NATO disebabkan karena beberapa faktor seperti tidak adanya agen di darat

untuk memberikan data intelijen yang tepat mengenai kondisi di sekitar sasaran

di darat, target yang banyak di daerah perkotaan dengan bangunan yang padat,

107

dan juga kesalahan fungsi pada sistem persenjataan NATO. Faktor terakhir

adalah faktor yang juga membuat seorang pilot NATO, mengalami kesalahan

fungsi sistem pada pesawat yang diterbangkannya. Berbagai pihak meminta

NATO melakukan penyelidikan atas tewasnya warga sipil dalam intervensi

militer mereka namun hingga kini, belum ada langkah pasti yang diambil NATO

guna melaksanakan anjuran tersebut.

Selain itu yang terjadi di Libya (Fotopoulos, 2011:1) dipicu oleh campur

tangan para elit Transnasional.
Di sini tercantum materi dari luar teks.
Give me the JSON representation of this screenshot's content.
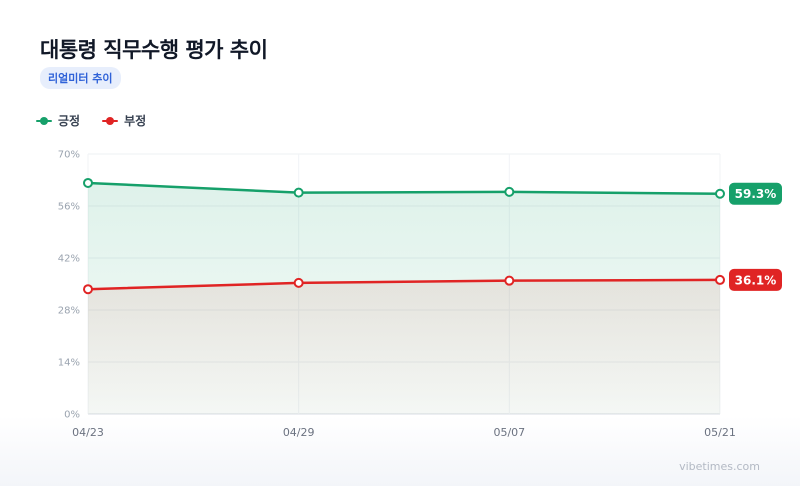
{
  "header": {
    "title": "대통령 직무수행 평가 추이",
    "badge": "리얼미터 추이"
  },
  "legend": [
    {
      "label": "긍정",
      "color": "#16a06a"
    },
    {
      "label": "부정",
      "color": "#e02424"
    }
  ],
  "watermark": "vibetimes.com",
  "chart_data": {
    "type": "line",
    "x": [
      "04/23",
      "04/29",
      "05/07",
      "05/21"
    ],
    "series": [
      {
        "name": "긍정",
        "values": [
          62.2,
          59.6,
          59.8,
          59.3
        ],
        "color": "#16a06a",
        "end_label": "59.3%"
      },
      {
        "name": "부정",
        "values": [
          33.6,
          35.3,
          35.9,
          36.1
        ],
        "color": "#e02424",
        "end_label": "36.1%"
      }
    ],
    "yticks": [
      "0%",
      "14%",
      "28%",
      "42%",
      "56%",
      "70%"
    ],
    "ylim": [
      0,
      70
    ],
    "grid": true,
    "legend_position": "top-left"
  }
}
Para elit Transnasional dan sekutunya telah

berpihak pada kaum pemberontak Libya dengan membiayai secara sukarela baik

berupa senjata maupun perlengkapan militer lainnya untuk melawan rezim

Khadafi. Di samping itu, untuk membantu memperburuk ataupun

menghancurkan citra rezim kekuasaan Khadafi dalam pandangan internasional,

elit transnasional telah melakukan propaganda dengan mengendalikan media

massa dunia. Menurut Fotopoulos, pengaruh besar elit Transnasional dan

sekutunya dalam revolusi Libya, berhasil menghasut warga sipil Libya sehingga

menyebabkan perang saudara di Libya serta menyelamatkan mereka dari

kekejaman tirani rezim Khadafi (2011:2).

Menurut Fotopoulus (2011:3), terkait dengan hal tersebut, Elit

Transnasional dalam melakukan serangannya terhadap rezim Khadafi di Libya

telah melakukan beberapa tahapan sebagai berikut: Tahap pertama, adalah

dengan cara menghasut warga sipil Libya dan mengakibatkan perang saudara di

antara mereka sendiri. Tahap kedua, setelah berhasil menghasut warga Libya,

terjadilah pemberontakan masa dibantu oleh propaganda media masa yang telah

diatur oleh elit transnasional. Tahap ketiga, adanya persetujuan dari DK PBB

108

didukung oleh persetujuan dari Liga Arab juga sehingga diberlakukannya zona

larangan terbang terhadap Libya. Hasilnya sebagai tahap terakhir adalah

pengumuman peluncuran perang oleh inisiatif murni dari NATO yang diawali

oleh negara-negara NATO dan beberapa klien rezim Arab dalam melakukan

invasinya terhadap Libya (Fotopoulus, 2011:6).